Packages to map 4-dimensional space with constraints on independent variables

I hope this is not a trivial or insolvable problem and it’s not too much OT. In case it is, apologies in advance for my poor math skills and feel free to hide the question.

I have a complicated function f (continuous, differentiable) of 4 independent parameters, say f(x,y,z,t) all bounded between 0 and 1: x,y,z,t \in [0,1].

Are there packages able to map the 4-dimensional space to find n sets of \{\hat{x},\hat{y},\hat{z},\hat{t}\}_n where the f(\hat{x}_i,\hat{y}_i,\hat{z}_i,\hat{t}_i) \geq 1? I am not sure if this problem can be recast into a constrained optimisation one as I’m interested in the condition f\geq 1 so I suspect that it might be a different type that I’m not aware of and I hope there might be a library able to help me with it.


After putting some more thought in it, I think that I can follow this high-level algorithm.

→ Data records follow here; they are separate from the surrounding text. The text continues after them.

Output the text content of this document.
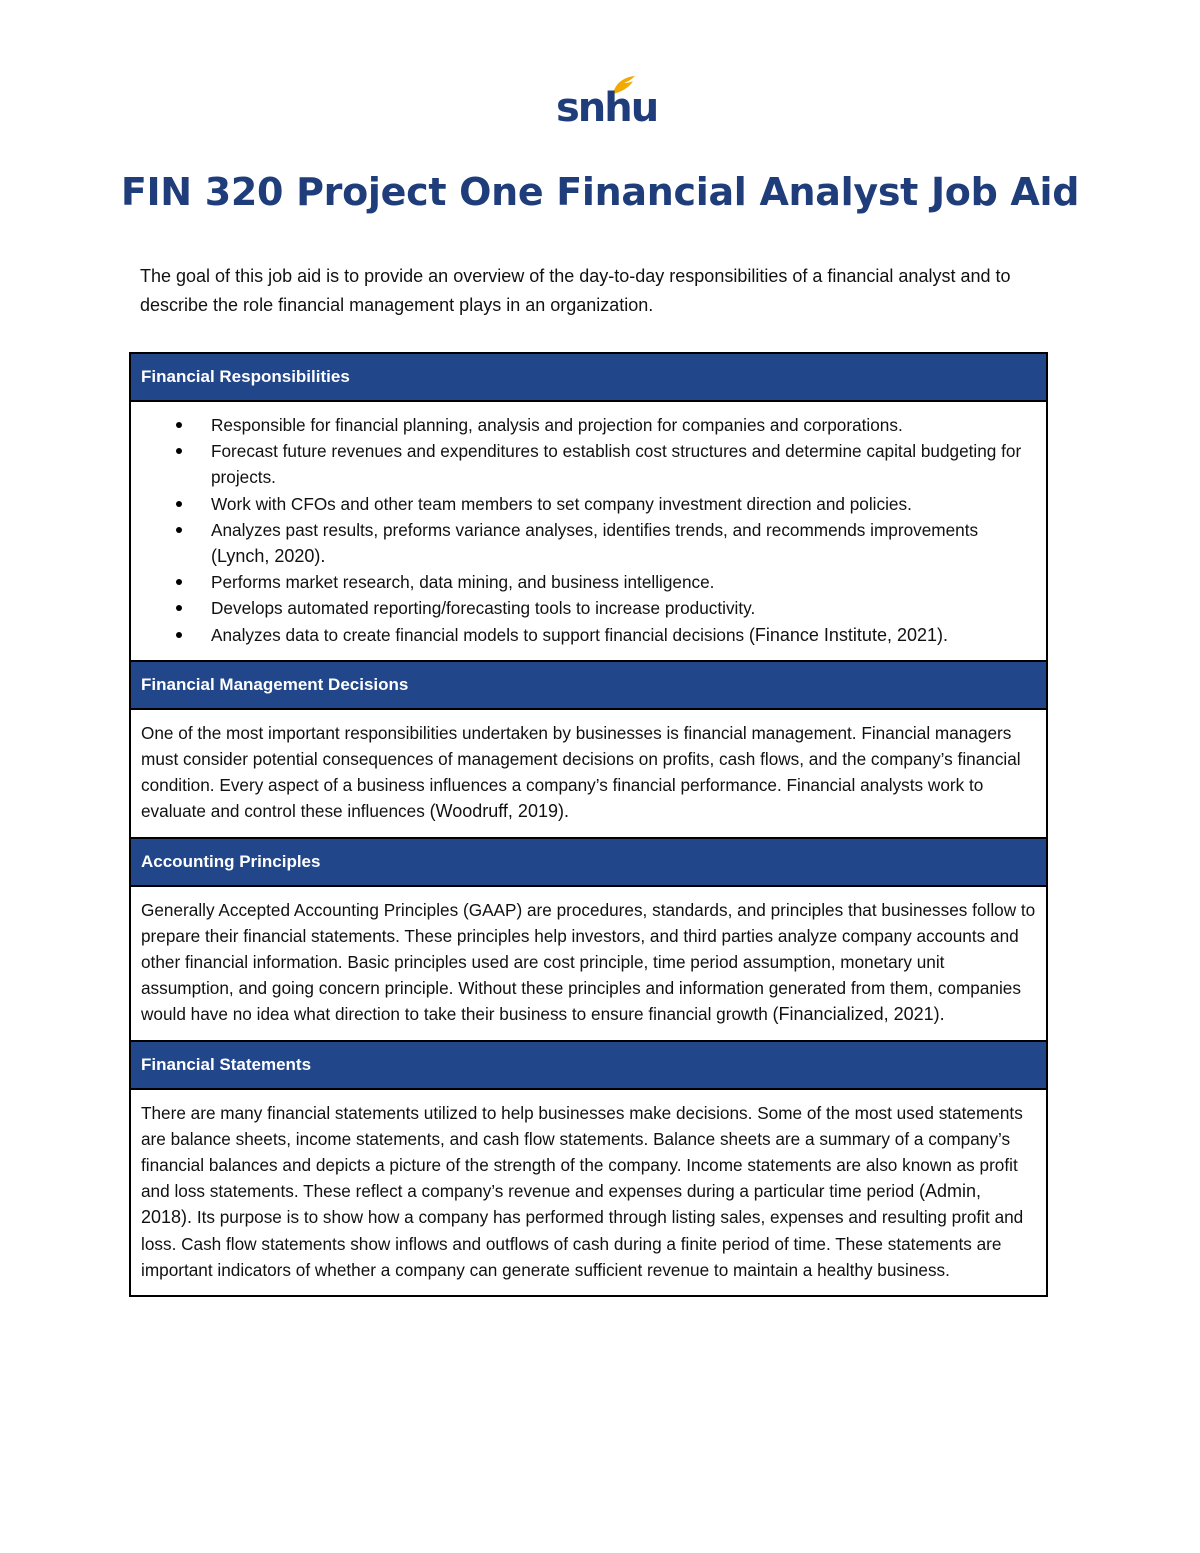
snhu
FIN 320 Project One Financial Analyst Job Aid
The goal of this job aid is to provide an overview of the day-to-day responsibilities of a financial analyst and to describe the role financial management plays in an organization.
Financial Responsibilities
Responsible for financial planning, analysis and projection for companies and corporations.
Forecast future revenues and expenditures to establish cost structures and determine capital budgeting for projects.
Work with CFOs and other team members to set company investment direction and policies.
Analyzes past results, preforms variance analyses, identifies trends, and recommends improvements (Lynch, 2020).
Performs market research, data mining, and business intelligence.
Develops automated reporting/forecasting tools to increase productivity.
Analyzes data to create financial models to support financial decisions (Finance Institute, 2021).
Financial Management Decisions
One of the most important responsibilities undertaken by businesses is financial management. Financial managers must consider potential consequences of management decisions on profits, cash flows, and the company’s financial condition. Every aspect of a business influences a company’s financial performance. Financial analysts work to evaluate and control these influences (Woodruff, 2019).
Accounting Principles
Generally Accepted Accounting Principles (GAAP) are procedures, standards, and principles that businesses follow to prepare their financial statements. These principles help investors, and third parties analyze company accounts and other financial information. Basic principles used are cost principle, time period assumption, monetary unit assumption, and going concern principle. Without these principles and information generated from them, companies would have no idea what direction to take their business to ensure financial growth (Financialized, 2021).
Financial Statements
There are many financial statements utilized to help businesses make decisions. Some of the most used statements are balance sheets, income statements, and cash flow statements. Balance sheets are a summary of a company’s financial balances and depicts a picture of the strength of the company. Income statements are also known as profit and loss statements. These reflect a company’s revenue and expenses during a particular time period (Admin, 2018). Its purpose is to show how a company has performed through listing sales, expenses and resulting profit and loss. Cash flow statements show inflows and outflows of cash during a finite period of time. These statements are important indicators of whether a company can generate sufficient revenue to maintain a healthy business.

  1. start with a “Monte Carlo”-like approach sampling the independent variables from uniform distributions
  2. automatically select the closest points to f=1 to identify the frontier
  3. use NumDiff to explore the numerical derivatives around the frontier to understand where the area f\geq 1 is located with respect to the independent variables.

It might work, although I feel that a more “educated” approach might be available.


Maybe for several time slices, you can do marching cubes to find the f(x,y,z,t_i)=1 isosurface? I’m not an expert on computational geometry, but that was the first thing that came to mind. For this kind of question, maybe the computational science stackexchange ( is another place to try searching/asking.


Apparently a marching hypercubes algorithm was published earlier this year. Have not read it, but the discussion/references might be useful to you, even if the algorithm ends up not being what you want.


“Monte Carlo” methods can be very slow. Are you trying to find an equal potential set of curves like a weather plot?